Sonntag, 4. August 2013

Dar es Salaam
Fazit:

Betrunkene können auch hier ziemlich aufdringlich sein, besonders wenn sie obdachlos sind und sehen, dass du Geld hast

Warten auf Silvester: es ist ganz normal in Afrika, dass man auf die anderen (insbesondere Einheimische) warten muss. Wir haben sehr viel Zeit damit verbracht, auf Bruder Silvester zu warten, aber zum Gottesdienst sollte man unbedingt pünktlich sein...

5 Minuten bedeuten eineinhalb Stunden: Die anderen haben gestern ihr Einjahresvisum eintragen lassen. Nachdem sie bereits eine halbe Stunde gewartet hatten,haben sie nachgefragt, wann sie denn drankämen. Die Antwort: Ich habe doch gesagt, in 5 Minuten. Nach einer weiteren Stunde waren die 5 Minuten tatsächlich um.
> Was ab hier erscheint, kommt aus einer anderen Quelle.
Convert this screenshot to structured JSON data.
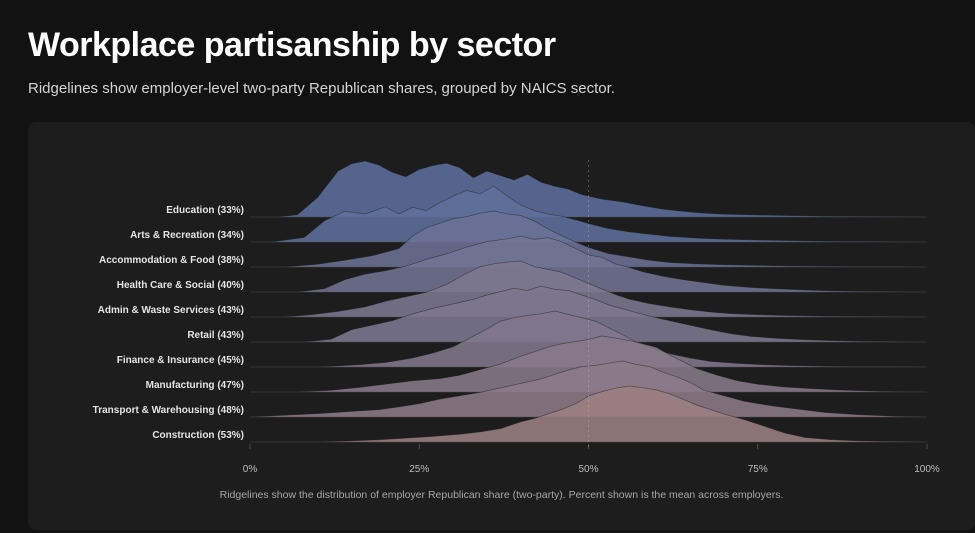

Stromausfälle sind ganz normal. Blöd nur, dass sie oft erst nach der Dämmerung eintreten, und alle unsere Taschenlampen irgendwo ganz unten in den Koffern verstaut waren.

Nicht jeder Mückenstich bedeutet Malaria: Vom ersten Tag an haben wir (natürlich unfreiwillig) Mückenstiche gesammelt, aber gerade denen mit den meisten Stichen geht es am besten.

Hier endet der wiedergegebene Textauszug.